Work! I, who had worked with men, found that I didn't know the first thing about real work. A ten-hour day! I had to pass coal for the day and night shifts, and, despite working through the noon-hour, I never finished my task before eight at night. I was working a twelve-to thirteen-hour day, and I wasn't being paid overtime as in the cannery.

I might as well give the secret away right here. I was doing the work of two men. Before me, one mature able-bodied labourer had done the day shift and another equally mature able-bodied labourer had done the night-shift. They had received forty dollars a month each. The superintendent, bent on an economical administration, had persuaded me to do the work of both men for thirty dollars a month. I thought he was making an electrician of me. In truth and fact, he was saving fifty dollars a month operating expenses to the company.

But I didn't know I was displacing two men. Nobody told me. On the contrary, the superintendent warned everybody not to tell me. How valiantly I went at it that first day. I worked at top speed, filling the iron wheelbarrow with coal, running it on the scales and weighing the load, then trundling it into the fire-room and dumping it on the plates before the fires.

Work! I did more than the two men whom I had displaced. They had merely wheeled in the coal and dumped it on the plates. But while I did this for the day coal, the night coal I had to pile against the wall of the fire-room. Now the fire-room was small. It had been planned for a night coal-passer. So I had to pile the night coal higher and higher, buttressing up the heap with stout planks. Toward the top of the heap I had to handle the coal a second time, tossing it up with a shovel.

I dripped with sweat, but I never ceased from my stride, though I could feel exhaustion coming on. By ten o'clock in the morning, so much of my body's energy had I consumed, I felt hungry and snatched a thick double-slice of bread and butter from my dinner pail. This I devoured, standing, grimed with coal-dust, my knees trembling under me. By eleven o'clock, in this fashion I had consumed my whole lunch. But what of it? I realised that it would enable me to continue working through the noon hour. And I worked all the afternoon. Darkness came on, and I worked under the electric lights. The day fireman went off and the night fireman came on. I plugged away.

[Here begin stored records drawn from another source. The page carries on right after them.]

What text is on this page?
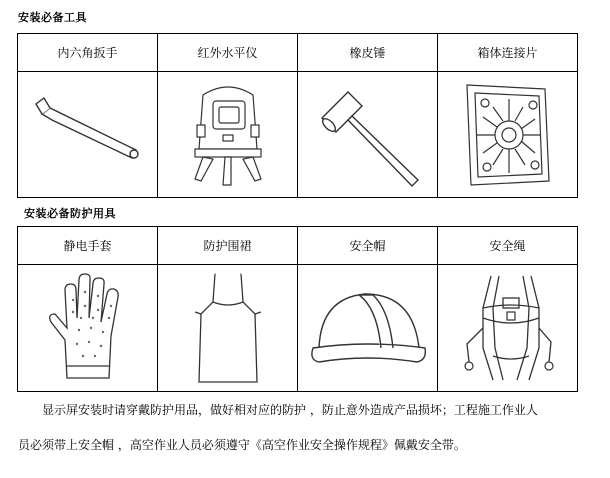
安装必备工具
内六角扳手	红外水平仪	橡皮锤	箱体连接片

安装必备防护用具
静电手套	防护围裙	安全帽	安全绳

显示屏安装时请穿戴防护用品，做好相对应的防护 ，防止意外造成产品损坏；工程施工作业人
员必须带上安全帽 ，高空作业人员必须遵守《高空作业安全操作规程》佩戴安全带。
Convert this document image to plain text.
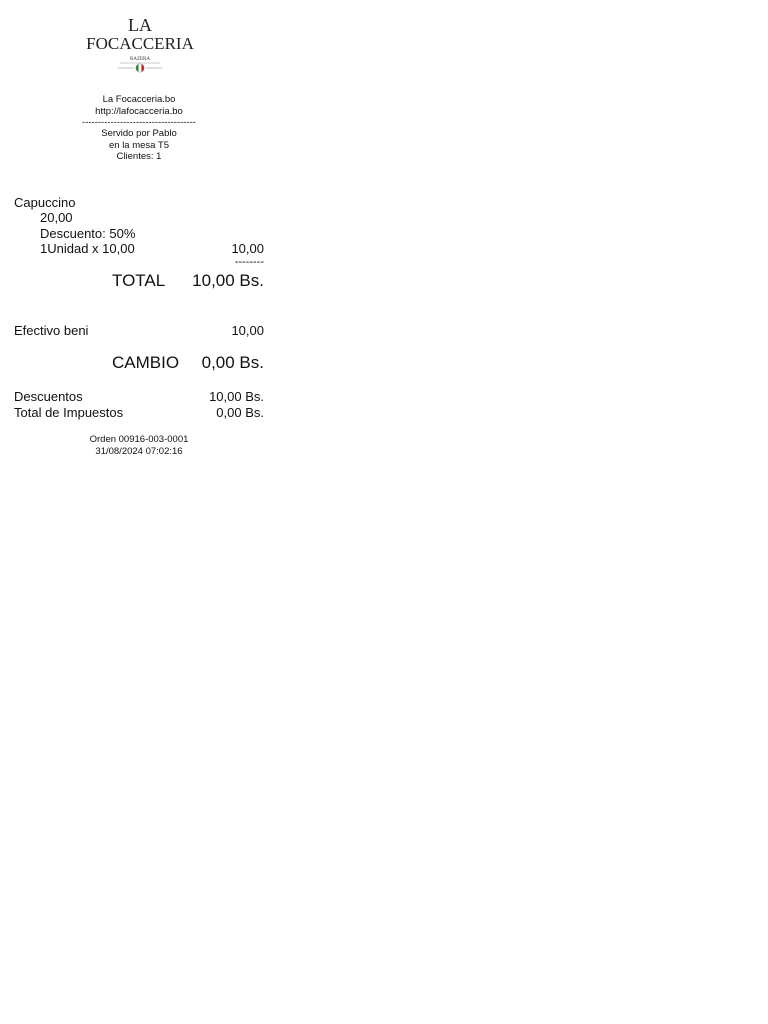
LA
FOCACCERIA
RAZERA
La Focacceria.bo
http://lafocacceria.bo
------------------------------------
Servido por Pablo
en la mesa T5
Clientes: 1
Capuccino
20,00
Descuento: 50%
1Unidad x 10,00	10,00
--------
TOTAL 10,00 Bs.
Efectivo beni	10,00
CAMBIO 0,00 Bs.
Descuentos	10,00 Bs.
Total de Impuestos	0,00 Bs.
Orden 00916-003-0001
31/08/2024 07:02:16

At half-past eight, famished, tottering, I washed up, changed my clothes, and dragged my weary body to the car. It was three miles to where I lived, and I had received a pass with the stipulation that I could sit down as long as there were no paying passengers in need of a seat. As I sank into a corner outside seat I prayed that no passenger might require my seat. But the car filled up, and, half-way in, a woman came on board, and there was no seat for her. I started to get up, and to my astonishment found that I could not. With the chill wind blowing on me, my spent body had stiffened into the seat. It took me the rest of the run in to unkink my complaining joints and muscles and get into a standing position on the lower step. And when the car stopped at my corner I nearly fell to the ground when I stepped off.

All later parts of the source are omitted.